Auch der Zulassungsgrund der grundsätzlichen Bedeutung verlangt die Wiedergabe des streiterheblichen Sachverhalts. Grundsätzliche Bedeutung hat nämlich eine Rechtssache nur dann, wenn sie eine Rechtsfrage aufwirft, die - über den Einzelfall hinaus - aus Gründen der Rechtseinheit oder der Fortbildung des Rechts einer Klärung durch das Revisionsgericht bedürftig und fähig ist. Der Beschwerdeführer muß daher anhand des anwendbaren Rechts sowie unter Berücksichtigung der höchstrichterlichen Rechtsprechung - ggf sogar des Schrifttums - angeben, welche Rechtsfragen sich stellen, daß diese Rechtsfragen noch nicht geklärt sind, weshalb eine Klärung dieser Rechtsfragen aus Gründen der Rechtseinheit oder der Fortbildung des Rechts erforderlich ist und daß das angestrebte Revisionsverfahren eine Klärung erwarten läßt (BSG SozR 1500 § 160 Nr 17 und § 160a Nrn 7, 11, 13, 31, 39, 59 und 65). Mit anderen Worten: Es müssen Rechtsfragen formuliert und deren abstrakte Klärungsbedürftigkeit und konkrete Klärungsfähigkeit (= Entscheidungserheblichkeit) sowie deren Breitenwirkung dargelegt werden.
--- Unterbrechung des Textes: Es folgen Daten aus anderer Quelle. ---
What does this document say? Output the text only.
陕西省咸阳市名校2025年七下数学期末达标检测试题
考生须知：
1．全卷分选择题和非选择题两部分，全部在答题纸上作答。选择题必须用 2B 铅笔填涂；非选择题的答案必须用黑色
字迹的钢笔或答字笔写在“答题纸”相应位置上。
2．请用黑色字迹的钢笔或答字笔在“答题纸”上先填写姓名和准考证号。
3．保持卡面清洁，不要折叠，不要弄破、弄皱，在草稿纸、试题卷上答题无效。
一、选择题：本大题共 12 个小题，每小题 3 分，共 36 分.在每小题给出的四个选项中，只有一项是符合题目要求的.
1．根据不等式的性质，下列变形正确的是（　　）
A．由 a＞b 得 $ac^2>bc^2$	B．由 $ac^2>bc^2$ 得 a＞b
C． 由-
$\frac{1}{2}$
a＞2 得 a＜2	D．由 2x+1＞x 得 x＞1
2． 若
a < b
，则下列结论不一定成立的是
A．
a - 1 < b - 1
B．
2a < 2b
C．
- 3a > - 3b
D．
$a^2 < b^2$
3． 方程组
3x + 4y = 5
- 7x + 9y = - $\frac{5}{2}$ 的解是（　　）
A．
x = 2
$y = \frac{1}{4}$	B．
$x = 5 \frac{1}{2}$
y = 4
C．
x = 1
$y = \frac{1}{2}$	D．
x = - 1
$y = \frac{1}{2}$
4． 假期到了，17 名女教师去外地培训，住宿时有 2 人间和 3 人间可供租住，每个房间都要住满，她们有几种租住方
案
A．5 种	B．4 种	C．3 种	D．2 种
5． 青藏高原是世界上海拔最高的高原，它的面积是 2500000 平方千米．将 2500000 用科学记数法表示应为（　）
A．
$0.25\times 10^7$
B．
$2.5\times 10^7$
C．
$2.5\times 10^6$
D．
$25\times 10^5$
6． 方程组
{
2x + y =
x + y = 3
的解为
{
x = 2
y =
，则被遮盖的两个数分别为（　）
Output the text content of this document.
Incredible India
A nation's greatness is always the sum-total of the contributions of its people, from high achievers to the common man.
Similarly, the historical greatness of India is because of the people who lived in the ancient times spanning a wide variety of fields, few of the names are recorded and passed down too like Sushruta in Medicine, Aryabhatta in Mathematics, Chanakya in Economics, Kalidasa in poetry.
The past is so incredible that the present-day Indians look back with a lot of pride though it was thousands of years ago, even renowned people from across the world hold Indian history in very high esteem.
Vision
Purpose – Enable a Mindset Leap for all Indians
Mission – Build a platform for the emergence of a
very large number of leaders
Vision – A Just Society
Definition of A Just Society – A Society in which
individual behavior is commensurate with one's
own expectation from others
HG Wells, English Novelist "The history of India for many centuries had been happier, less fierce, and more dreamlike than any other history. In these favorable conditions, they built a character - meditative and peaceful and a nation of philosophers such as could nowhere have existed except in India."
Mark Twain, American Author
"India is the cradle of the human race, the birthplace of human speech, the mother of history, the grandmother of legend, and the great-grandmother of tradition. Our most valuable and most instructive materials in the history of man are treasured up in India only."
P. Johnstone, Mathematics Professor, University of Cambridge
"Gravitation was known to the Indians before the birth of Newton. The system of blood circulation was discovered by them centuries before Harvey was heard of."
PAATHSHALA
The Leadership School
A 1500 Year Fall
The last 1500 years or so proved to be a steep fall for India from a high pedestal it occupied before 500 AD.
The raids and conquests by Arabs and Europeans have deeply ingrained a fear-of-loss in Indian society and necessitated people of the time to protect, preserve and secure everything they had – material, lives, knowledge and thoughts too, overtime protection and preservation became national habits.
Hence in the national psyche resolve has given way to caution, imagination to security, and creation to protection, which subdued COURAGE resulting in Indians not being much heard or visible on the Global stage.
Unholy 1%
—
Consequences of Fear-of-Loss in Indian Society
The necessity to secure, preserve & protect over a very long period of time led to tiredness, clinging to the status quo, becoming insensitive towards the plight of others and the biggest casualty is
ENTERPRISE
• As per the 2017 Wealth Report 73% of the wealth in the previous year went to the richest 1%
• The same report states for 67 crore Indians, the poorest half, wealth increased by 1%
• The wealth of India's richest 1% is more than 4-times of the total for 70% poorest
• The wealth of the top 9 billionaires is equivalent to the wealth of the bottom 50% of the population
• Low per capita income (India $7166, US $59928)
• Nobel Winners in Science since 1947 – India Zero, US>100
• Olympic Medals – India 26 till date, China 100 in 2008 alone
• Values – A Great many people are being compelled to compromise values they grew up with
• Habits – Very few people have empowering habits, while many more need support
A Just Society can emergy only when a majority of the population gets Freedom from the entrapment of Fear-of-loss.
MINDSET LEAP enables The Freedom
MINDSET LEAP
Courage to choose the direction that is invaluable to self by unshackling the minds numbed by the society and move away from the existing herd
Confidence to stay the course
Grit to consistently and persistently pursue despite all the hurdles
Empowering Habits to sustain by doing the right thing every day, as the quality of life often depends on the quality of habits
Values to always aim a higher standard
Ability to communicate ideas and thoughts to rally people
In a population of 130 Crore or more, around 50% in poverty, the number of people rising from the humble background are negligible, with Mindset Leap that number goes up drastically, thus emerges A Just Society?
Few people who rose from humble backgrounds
Insbesondere die Klärungsfähigkeit kann ohne entsprechenden Vortrag über den Sachverhalt nicht beurteilt werden. Denn klärungsfähig ist eine Rechtsfrage nur, wenn sie für den zu entscheidenden Fall rechtserheblich ist (BSG SozR 1500 § 160a Nr 31; BFHE 105, 335, 336). Über die aufgeworfene Rechtsfrage müßte das Revisionsgericht also - in Ergänzung zur abstrakten Klärungsbedürftigkeit - konkret-individuell sachlich entscheiden können (BSG SozR 1500 § 160 Nrn 39 und 53 und § 160a Nr 31; BVerwG Buchholz 310 § 75 VwGO Nr 11; BFHE 96, 41, 44). Dies erfordert, daß der Beschwerdeführer den nach seiner Auffassung vom Revisionsgericht einzuschlagenden Weg der Nachprüfung des angefochtenen Urteils und damit insbesondere den Schritt darstellt, der die Entscheidung der als grundsätzlich bezeichneten Rechtsfrage notwendig macht (BSG SozR 1500 § 160a Nr 31). Ob und inwieweit es auf die von der Klägerin aufgeworfene Rechtsfrage, welche Kriterien vorliegen müssen, um iS von § 6 Abs 3 Satz 2 Nr 3 AlhiV eine geeignete Anlageform zur Alterssicherung zu wählen, überhaupt ankommen wird, läßt sich vom Senat ohne Umschreibung des Streitgegenstands und des Sachverhalts jedoch nicht beurteilen (vgl zu der aufgeworfenen Rechtsfrage die Senatsurteile vom 22. Oktober 1998 und 25. März 1999 - B 7 AL 118/97 R und B 7 AL 28/98 R -, beide zur Veröffentlichung vorgesehen).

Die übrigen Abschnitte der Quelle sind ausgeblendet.